Hakim mempertimbangkan beberapa faktor penting. Pertama, tindakan terdakwa menimbulkan dampak sosial besar dan merusak reputasi internasional Korea Selatan.
Kedua, hakim menilai terdakwa tidak menunjukkan penyesalan dan tetap membela tindakannya.
Namun, hakim juga mempertimbangkan faktor lain. Rencana darurat militer dinilai tidak matang dan tidak menimbulkan korban jiwa secara langsung.
Selain itu, usia terdakwa yang kini mencapai 65 tahun turut memengaruhi keputusan.
Putusan ini juga menyeret sejumlah pejabat tinggi lain. Mantan Menteri Pertahanan Kim Yong-hyun menerima hukuman 30 tahun penjara.
Sementara itu, mantan Perdana Menteri Han Duck-soo menerima hukuman 23 tahun penjara karena memalsukan catatan kabinet. Mantan Kepala Kepolisian Cho Ji-ho juga menerima hukuman 12 tahun penjara.
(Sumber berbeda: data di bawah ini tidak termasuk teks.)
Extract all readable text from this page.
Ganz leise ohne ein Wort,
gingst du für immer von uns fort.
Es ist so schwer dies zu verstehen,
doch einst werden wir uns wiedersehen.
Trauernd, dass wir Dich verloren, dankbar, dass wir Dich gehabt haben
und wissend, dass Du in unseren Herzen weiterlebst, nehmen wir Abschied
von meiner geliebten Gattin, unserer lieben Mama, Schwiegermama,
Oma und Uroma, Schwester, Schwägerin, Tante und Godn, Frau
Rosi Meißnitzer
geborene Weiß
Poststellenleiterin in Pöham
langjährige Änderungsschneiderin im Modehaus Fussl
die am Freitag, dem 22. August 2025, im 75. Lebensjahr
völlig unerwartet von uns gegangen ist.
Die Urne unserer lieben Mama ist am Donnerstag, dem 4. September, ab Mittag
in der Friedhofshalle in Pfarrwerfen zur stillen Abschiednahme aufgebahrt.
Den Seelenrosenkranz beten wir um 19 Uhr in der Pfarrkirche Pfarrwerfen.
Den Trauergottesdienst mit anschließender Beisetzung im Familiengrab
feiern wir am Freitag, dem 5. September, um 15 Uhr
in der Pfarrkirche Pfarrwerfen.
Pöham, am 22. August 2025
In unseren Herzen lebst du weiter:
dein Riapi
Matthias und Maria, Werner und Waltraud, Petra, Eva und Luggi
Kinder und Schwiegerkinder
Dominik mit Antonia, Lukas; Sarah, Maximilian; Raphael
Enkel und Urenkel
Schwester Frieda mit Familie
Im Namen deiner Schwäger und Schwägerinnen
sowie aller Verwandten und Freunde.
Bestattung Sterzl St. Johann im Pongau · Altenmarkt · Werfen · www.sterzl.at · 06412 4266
Kasus ini menarik perhatian dunia internasional, termasuk Indonesia. Banyak pengamat menilai proses hukum ini menunjukkan bahwa tidak ada pejabat yang kebal hukum.
Saat ini, tim hukum Yoon Suk Yeol menyatakan akan mengajukan banding. Sementara itu, aparat keamanan menjaga ketat area pengadilan untuk mengantisipasi reaksi pendukung dan penentang.